The canoeing and rowing course would host the ICF Canoe Sprint World Championships in 1974 and 1994.

When the Pan American Games returned to Mexico City in 1975, Aztec Stadium served as the ceremonies venue.

In 1986, the FIFA World Cup returned to Mexico and the four football stadiums used for the 1968 Games and 1970 WC were used again as stadia along with the Olympic Stadium.
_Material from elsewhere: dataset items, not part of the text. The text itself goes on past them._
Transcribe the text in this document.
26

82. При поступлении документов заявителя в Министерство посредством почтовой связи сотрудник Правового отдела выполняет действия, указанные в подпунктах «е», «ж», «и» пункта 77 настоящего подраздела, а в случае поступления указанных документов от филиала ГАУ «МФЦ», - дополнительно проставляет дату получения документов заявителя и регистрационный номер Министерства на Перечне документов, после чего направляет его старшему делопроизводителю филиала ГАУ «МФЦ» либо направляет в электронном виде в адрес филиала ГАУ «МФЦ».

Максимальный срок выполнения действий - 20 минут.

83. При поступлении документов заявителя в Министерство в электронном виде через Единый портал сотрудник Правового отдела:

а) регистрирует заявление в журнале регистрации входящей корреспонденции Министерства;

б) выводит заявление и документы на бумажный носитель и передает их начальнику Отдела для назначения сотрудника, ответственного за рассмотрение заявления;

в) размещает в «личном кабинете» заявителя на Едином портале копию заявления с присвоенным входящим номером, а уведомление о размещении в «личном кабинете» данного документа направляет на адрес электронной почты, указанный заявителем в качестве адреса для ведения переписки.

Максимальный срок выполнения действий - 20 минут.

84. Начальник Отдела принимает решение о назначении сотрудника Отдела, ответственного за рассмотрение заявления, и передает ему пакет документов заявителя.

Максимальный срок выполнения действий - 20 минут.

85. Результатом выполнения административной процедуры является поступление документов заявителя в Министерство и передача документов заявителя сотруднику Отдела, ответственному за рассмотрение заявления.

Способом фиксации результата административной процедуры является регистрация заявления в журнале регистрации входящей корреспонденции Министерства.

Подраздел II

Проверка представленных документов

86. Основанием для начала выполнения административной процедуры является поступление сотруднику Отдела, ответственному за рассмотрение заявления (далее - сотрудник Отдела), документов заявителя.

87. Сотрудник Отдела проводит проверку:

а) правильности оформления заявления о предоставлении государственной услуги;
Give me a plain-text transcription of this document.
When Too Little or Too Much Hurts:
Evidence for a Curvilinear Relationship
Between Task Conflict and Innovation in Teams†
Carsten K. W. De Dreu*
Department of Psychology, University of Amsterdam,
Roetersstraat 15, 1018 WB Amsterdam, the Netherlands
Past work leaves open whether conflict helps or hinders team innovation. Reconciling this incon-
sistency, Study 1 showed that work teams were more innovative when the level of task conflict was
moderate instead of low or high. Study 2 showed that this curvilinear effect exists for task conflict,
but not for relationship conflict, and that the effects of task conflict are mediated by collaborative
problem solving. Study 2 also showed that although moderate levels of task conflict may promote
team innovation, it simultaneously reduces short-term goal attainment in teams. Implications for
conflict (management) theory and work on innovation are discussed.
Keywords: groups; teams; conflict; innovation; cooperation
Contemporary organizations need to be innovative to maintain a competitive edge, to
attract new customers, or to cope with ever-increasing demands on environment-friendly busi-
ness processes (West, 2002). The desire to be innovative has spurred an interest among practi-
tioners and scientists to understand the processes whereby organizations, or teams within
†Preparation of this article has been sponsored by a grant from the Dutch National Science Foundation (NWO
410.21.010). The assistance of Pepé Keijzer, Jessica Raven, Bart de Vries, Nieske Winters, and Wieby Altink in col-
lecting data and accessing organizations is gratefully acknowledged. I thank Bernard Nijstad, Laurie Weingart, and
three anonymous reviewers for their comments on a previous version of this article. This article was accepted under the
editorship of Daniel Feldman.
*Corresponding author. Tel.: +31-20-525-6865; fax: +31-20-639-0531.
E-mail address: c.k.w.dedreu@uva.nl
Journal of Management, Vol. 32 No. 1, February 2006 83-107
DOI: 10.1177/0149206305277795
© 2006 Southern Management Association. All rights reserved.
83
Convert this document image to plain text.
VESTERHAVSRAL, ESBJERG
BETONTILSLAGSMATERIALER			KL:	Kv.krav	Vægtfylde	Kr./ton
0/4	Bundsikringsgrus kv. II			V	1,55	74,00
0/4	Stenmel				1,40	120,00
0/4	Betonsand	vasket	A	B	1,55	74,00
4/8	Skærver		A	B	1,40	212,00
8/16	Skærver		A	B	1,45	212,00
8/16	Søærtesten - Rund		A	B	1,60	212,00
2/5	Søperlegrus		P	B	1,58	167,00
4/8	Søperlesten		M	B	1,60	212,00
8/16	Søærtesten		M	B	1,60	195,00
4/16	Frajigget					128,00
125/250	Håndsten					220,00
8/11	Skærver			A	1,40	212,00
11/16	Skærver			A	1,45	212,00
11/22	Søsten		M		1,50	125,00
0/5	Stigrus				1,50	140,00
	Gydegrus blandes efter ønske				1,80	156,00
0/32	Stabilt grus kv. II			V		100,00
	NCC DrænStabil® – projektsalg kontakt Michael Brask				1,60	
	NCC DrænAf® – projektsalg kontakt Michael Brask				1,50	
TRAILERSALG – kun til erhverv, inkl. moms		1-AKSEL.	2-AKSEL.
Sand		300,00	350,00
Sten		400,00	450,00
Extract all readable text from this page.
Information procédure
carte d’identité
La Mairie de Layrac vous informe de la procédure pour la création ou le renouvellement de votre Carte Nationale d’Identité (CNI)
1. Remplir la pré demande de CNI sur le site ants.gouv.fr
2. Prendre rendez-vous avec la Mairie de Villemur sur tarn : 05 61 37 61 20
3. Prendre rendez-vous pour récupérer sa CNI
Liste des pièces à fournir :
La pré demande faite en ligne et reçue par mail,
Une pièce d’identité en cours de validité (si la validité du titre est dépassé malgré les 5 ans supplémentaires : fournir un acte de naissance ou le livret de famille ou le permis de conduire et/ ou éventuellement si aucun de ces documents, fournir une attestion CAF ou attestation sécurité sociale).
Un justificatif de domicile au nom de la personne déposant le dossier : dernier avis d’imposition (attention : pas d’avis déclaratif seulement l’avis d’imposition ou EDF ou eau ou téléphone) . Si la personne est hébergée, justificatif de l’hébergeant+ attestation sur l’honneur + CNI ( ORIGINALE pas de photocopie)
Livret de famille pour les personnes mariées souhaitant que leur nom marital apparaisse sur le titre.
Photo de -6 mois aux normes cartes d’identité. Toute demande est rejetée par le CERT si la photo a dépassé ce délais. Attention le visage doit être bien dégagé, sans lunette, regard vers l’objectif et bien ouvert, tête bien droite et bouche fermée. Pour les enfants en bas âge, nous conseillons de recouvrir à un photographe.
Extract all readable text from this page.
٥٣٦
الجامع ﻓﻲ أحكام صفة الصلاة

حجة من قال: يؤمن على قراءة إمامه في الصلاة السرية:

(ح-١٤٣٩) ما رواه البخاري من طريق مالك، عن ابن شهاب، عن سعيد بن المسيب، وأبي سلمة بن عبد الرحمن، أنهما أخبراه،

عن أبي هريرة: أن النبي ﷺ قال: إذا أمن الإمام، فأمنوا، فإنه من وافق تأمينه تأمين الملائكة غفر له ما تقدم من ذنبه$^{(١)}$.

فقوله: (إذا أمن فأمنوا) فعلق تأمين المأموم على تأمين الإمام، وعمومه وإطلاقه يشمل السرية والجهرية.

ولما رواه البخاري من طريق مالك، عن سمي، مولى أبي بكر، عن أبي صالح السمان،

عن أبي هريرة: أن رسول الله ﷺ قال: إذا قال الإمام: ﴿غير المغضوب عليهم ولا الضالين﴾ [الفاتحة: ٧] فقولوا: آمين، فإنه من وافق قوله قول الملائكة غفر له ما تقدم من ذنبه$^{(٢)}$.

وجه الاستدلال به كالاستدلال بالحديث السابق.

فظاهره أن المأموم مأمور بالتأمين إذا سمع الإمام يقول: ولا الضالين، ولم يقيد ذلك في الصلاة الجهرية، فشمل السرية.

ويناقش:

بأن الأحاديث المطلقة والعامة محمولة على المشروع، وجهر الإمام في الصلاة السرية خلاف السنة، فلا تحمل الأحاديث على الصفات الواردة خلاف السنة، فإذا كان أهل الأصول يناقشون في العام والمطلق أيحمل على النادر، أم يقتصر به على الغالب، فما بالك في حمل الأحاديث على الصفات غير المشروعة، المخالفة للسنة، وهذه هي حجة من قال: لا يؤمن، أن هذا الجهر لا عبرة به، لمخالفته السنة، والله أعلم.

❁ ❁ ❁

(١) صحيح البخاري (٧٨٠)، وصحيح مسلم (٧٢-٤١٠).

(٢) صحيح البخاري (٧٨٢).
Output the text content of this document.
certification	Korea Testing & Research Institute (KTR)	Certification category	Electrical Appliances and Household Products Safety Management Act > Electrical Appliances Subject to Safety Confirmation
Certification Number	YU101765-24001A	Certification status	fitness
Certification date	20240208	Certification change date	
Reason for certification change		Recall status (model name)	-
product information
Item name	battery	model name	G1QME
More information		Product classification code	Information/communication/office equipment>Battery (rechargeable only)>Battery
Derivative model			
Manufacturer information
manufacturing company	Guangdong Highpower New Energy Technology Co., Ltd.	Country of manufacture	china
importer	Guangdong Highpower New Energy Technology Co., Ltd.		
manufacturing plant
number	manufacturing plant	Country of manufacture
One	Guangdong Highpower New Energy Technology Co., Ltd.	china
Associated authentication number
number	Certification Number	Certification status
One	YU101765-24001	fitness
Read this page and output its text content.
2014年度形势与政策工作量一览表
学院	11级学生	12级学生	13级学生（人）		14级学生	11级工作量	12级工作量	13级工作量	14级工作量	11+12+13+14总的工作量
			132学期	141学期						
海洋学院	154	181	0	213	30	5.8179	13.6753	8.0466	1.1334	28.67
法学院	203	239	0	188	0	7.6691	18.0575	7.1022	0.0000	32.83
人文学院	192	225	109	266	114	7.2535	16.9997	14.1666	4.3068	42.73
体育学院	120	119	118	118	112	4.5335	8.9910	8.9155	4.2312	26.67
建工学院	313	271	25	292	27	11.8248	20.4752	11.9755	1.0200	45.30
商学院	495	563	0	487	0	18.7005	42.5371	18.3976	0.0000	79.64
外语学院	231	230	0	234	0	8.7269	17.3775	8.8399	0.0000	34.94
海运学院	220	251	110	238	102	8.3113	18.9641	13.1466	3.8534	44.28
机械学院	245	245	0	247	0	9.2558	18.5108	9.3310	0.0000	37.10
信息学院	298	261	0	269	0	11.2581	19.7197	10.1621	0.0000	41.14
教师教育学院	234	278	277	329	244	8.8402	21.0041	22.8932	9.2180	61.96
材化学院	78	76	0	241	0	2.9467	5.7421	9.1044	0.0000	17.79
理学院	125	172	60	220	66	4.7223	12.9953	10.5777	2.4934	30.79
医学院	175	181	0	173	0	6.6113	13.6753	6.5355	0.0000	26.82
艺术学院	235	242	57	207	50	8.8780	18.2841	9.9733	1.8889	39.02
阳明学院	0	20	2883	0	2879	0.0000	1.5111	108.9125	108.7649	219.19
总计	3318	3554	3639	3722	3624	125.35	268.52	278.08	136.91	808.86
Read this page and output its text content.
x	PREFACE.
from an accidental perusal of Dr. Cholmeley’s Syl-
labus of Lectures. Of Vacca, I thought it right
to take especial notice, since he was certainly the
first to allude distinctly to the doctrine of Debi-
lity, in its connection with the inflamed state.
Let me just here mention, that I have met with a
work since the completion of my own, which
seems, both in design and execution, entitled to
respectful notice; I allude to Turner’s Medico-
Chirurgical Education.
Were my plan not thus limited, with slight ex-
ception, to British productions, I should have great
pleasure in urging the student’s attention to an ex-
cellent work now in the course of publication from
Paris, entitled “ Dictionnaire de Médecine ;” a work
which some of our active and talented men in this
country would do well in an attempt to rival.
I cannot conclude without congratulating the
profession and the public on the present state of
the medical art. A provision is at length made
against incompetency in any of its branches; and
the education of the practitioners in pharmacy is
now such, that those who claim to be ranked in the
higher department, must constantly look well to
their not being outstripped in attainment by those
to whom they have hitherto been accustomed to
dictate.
Aztec Stadium became the first (and as of the 2018 FIFA World Cup, only) venue to host the FIFA World Cup final twice when it hosted the final between Argentina and West Germany.

Jalisco Stadium in Guadalajara served as a football venue for the 2011 Pan American Games.

In 2026 the Aztec stadium would be used again making the only stadium to host sports events.